Which brings us back to that column. People often say opinions are like a particular orifice - everyone has one.
We in the media put them down on public record. Some are bound to come back and bite you; look 'ice cold' as the kids say on the online gibber machine.
This column has had to eat its fair share of humble pie. It's the nature of the beast. Respectfully, it won't be doing do so on this occasion.
The central thesis of that piece was that Marshall deserved a send-off befitting his impact on the game. He may be just about to get it.
In conclusion, we'll borrow the final lines of that column written back in 2016. They are as true now as they were then - perhaps even more so.
Whatever your opinion of Benji Marshall, it's undeniable that, in the game of rugby league, there was a time before Benji and a time after Benji. It's a legacy only a special few can claim.
Fullback showdown the most intriguing
ONE of the most interesting aspects of this weekend's decider is the battle of the fullbacks. Whatever the result, it'll buck a trend.
The role of custodian has shifted so dramatically over the past 15 years you can reasonably assert competitions can't be won without a genuine superstar at No. 1.
You just have look at the recent honour roll: Ryan Papenhuyzen, James Tedesco (twice), Billy Slater (four times*), Ben Barba, Greg Inglis, Anthony Minichiello, Brett Stewart (twice), Darius Boyd.
Many, this columnist included, put a line through Souths when their superstar fullback Latrell Mitchell was scratched due to suspension.
Through these finals, Tedesco pulled a spare-parts Roosters deeper than they should've gone virtually off his own bat.
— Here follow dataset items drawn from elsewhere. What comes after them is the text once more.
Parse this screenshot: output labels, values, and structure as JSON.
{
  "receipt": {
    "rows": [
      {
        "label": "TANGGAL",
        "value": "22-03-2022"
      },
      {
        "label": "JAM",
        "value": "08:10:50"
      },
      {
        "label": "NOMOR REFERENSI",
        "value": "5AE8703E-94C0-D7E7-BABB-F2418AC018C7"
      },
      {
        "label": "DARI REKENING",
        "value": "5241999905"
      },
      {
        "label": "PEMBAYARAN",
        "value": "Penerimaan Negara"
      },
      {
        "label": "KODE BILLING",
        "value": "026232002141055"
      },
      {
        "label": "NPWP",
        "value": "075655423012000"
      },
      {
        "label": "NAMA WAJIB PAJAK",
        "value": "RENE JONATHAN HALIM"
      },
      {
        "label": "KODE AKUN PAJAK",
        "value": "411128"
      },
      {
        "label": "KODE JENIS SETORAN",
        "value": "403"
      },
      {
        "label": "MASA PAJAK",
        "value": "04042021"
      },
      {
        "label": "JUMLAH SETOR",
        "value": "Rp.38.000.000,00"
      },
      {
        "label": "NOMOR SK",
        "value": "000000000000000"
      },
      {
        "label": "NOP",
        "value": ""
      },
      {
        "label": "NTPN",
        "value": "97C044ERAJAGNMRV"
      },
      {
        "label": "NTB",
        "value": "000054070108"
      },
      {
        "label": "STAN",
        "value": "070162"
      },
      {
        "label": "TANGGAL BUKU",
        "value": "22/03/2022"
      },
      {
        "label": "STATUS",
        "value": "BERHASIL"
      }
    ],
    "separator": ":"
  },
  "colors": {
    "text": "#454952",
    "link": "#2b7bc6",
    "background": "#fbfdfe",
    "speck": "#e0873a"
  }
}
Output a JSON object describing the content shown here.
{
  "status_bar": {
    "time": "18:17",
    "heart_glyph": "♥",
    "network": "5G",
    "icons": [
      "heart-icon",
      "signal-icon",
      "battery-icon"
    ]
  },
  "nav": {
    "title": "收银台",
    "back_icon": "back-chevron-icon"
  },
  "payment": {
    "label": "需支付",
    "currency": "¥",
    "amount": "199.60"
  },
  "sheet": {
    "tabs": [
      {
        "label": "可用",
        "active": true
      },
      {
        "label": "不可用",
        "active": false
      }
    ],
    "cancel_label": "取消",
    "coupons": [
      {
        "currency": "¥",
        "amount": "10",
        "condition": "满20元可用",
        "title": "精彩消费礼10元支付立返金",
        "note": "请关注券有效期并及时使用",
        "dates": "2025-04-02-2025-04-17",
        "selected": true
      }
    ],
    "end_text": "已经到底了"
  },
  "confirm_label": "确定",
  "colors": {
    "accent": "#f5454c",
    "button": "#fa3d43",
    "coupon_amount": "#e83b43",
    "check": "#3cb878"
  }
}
This year's Sea Eagles were as close to a one-man team as you can get in elite professional team sport - Tom Trbojevic producing a run of individual form unprecedented in modern NRL
With the utmost respect, neither fullback running around this weekend even approaches the class of players listed above.
It's all relative of course. With that list we're talking the top echelon of the top echelon of the top echelon.
Dylan Edwards is held in highest regard within the Panthers inner sanctum, but in terms of the aforementioned honour roll, Lachlan Coote (Cowboys 2015) is the only real comparison.
He's the well-maintained Commodore in a garage full of Ferraris and Porsches. Lucky then, that the Panthers' last two games have been more Bathurst 1000 than Grand Prix.
Edwards was the best player on the park last week, but his value lies in the grunt work - with and without the ball - not the sheer brilliance of most who play his position in big games.
Blake Taaffe is another matter altogether, about to play a grand final in just his eighth first grade game. His composure given that fact is remarkable and points to the future he may well have.
He seems quiet unassuming also - two qualities Wayne Bennett prizes over most others. It may explain his faith when Jaxon Paulo and Alex Johnston were viable options.
He has shown touches of ball-playing class in recent weeks, but his impact on the grand final could lie in going unnoticed in the face of what'll be another kicking onslaught from Nathan Cleary.
More interesting still, their battle is the unknown quantity given the rest of the respective spines, on paper, cancel each other out.
In Cleary-Jarome Luai and Adam Reynolds-Cody Walker, you have the elite game manager paired with the off-the-cuff attacking whiz. In Damien Cook and Apisai Koroisau you have two running dummy-halves that give opposition coaches heart palpitations.
All six will need to step up if their side is any chance at victory. It'll be the difference if one or more of them don't. If they do, though, the game will stay on a knife's edge.
It means which fullback decides to stand up and make the game his could prove the difference in the whole darn thing.